With a star-studded roster that’s on track to be the most expensive in NBA history in 2025-26 between salaries and massive luxury tax penalties, Boston will look for ways to trim its payroll this offseason, ESPN’s Shams Charania reported Thursday.

“The rest of the league is bracing for some level of change to come to the Celtics from their roster this offseason,” Charania said on “The Pat McAfee Show.” “Sources have been telling me for weeks now that the Celtics will be exploring trade options in the offseason. This team, this iteration just is not going to be sustainable for this team, and no one around the organization, from players to staffers, would be surprised if there are changes coming to this roster.”

While notable given Charania’s profile, the report was not at all surprising.

The Celtics have assembled the most talented roster in basketball, and arguably the deepest. Their five starters all are set to earn more than $28 million next season, with Jayson Tatum and Jaylen Brown both making upward of $53 million as Tatum’s record-setting supermax extension kicks in.

With only two current rotation players in contract years (Al Horford and Luke Kornet), Boston already has a projected payroll of $227.8 million for 2025-26, per Basketball-Reference, plus a tsunami of luxury tax sanctions that would push the overall cost of the roster to around $500 million.

And cost isn’t even the most prohibitive issue. Teams above the second apron of the luxury tax are also subject to severe roster-building penalties, including the inability to aggregate salaries in trades or trade first-round picks in any of the next seven drafts. They’re also taxed more than $3 for every dollar they spend above the luxury tax threshold, and teams that remain in the second apron over multiple seasons are hit with even heavier “repeater” taxes.

Just ask Celtics owner Wyc Grousbeck, who’s in the process of selling his family’s majority interest in the team to Bill Chisholm for $6.1 billion. Grousbeck said in a recent appearance on WEEI’s “The Greg Hill Show” that it’s untenable for a team to consistently surpass the second apron.

“It’s not the luxury tax bill,” Grousbeck said in late March. “It’s the basketball penalties. The new CBA was designed by the league to stop teams from going crazy. They decided that it’s not good enough to go after the wallets because the fans can be like, ‘Hey find someone who can afford to spend $500 million a year,’ or whatever it is, like the English Premier League. … The basketball penalties mean that it’s even more of a premium now to have your basketball general manager be brilliant and lucky. Because you can’t stay in the second apron — nobody will, I predict, for the next 40 years of the CBA, no one is going to stay in the second apron more than two years.”

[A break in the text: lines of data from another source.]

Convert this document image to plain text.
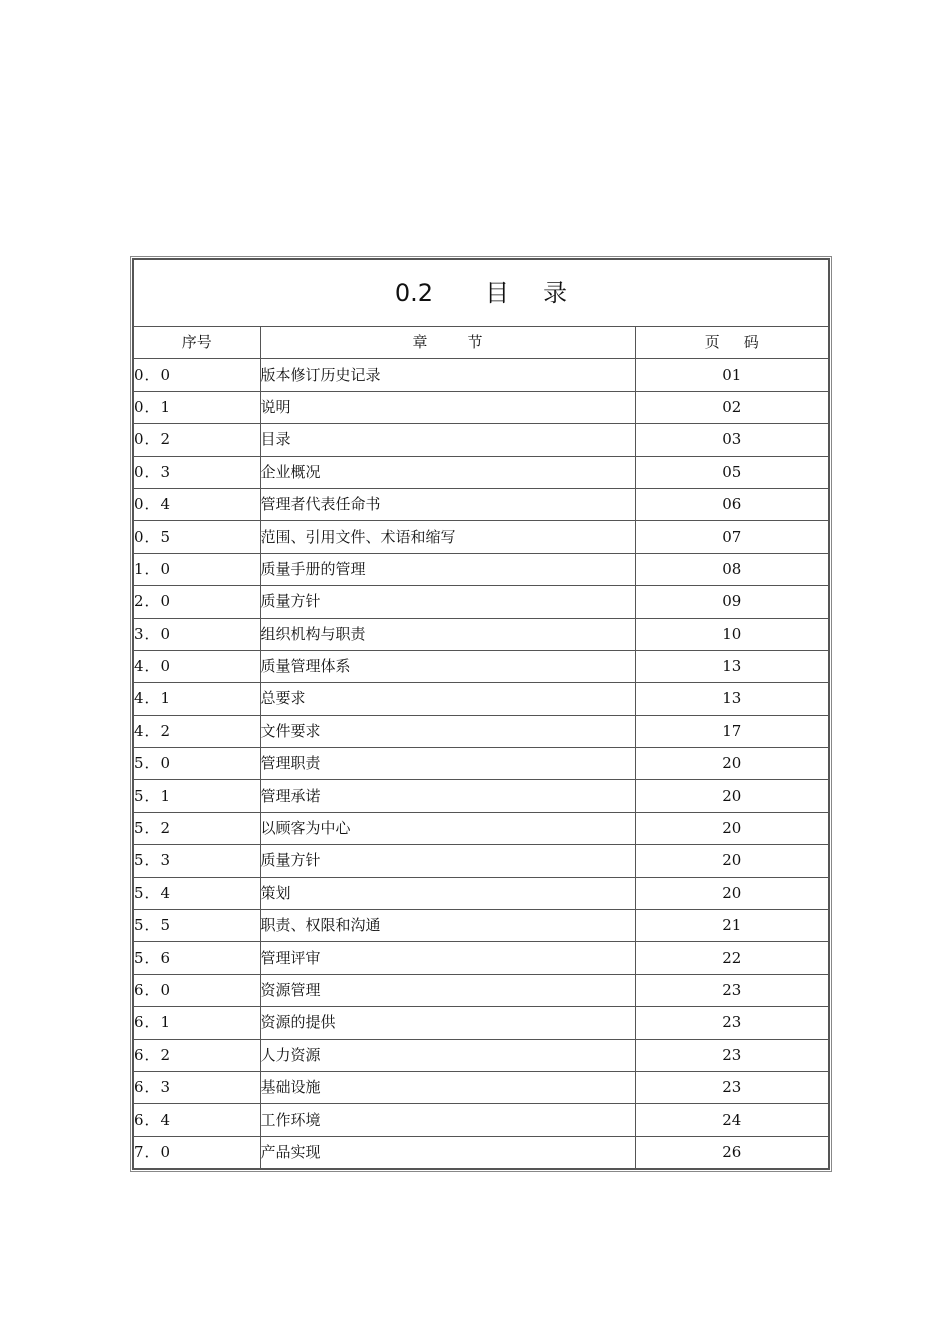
0.2 目录		
序号	章节	页码
0．0	版本修订历史记录	01
0．1	说明	02
0．2	目录	03
0．3	企业概况	05
0．4	管理者代表任命书	06
0．5	范围、引用文件、术语和缩写	07
1．0	质量手册的管理	08
2．0	质量方针	09
3．0	组织机构与职责	10
4．0	质量管理体系	13
4．1	总要求	13
4．2	文件要求	17
5．0	管理职责	20
5．1	管理承诺	20
5．2	以顾客为中心	20
5．3	质量方针	20
5．4	策划	20
5．5	职责、权限和沟通	21
5．6	管理评审	22
6．0	资源管理	23
6．1	资源的提供	23
6．2	人力资源	23
6．3	基础设施	23
6．4	工作环境	24
7．0	产品实现	26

The question isn’t whether the Celtics will look to move key players this offseason, but rather which ones. Two potential candidates: Kristaps Porzingis and Jrue Holiday.

Porzingis is set to make $30.7 million next season in the final year of his contract. The multitalented 7-foot-2 center has been an excellent addition for the Celtics, but he’s also missed 75 out of 164 regular-season games since arriving in Boston. Holiday, acquired via trade three months after Porzingis, has two years left on the extension he signed last spring, plus a player option for 2027-28. But he turns 35 in June and is on the books for $32.4 million next season.

It seems unlikely that the Celtics would deal Tatum or Jaylen Brown after signing the two franchise cornerstones to the largest and second-largest contracts in NBA history. Boston locked up Derrick White — still regarded as one of the NBA’s most underrated players — on a four-year, $125.9 million extension last summer.

Reserve sharpshooter Sam Hauser is another trade possibility as his salary balloons from $2.1 million to $10 million next season. The Celtics undoubtedly will receive calls on NBA Sixth Man of the Year Payton Pritchard, but his contract, which pays him less than $8.5 million in each of the next three seasons, is one of the league’s biggest bargains.

This could be a transformative offseason for Boston, which will look to extend its championship window while minimizing its exposure to onerous tax penalties. But for now, the Celtics’ focus is squarely on hanging another banner with their current group.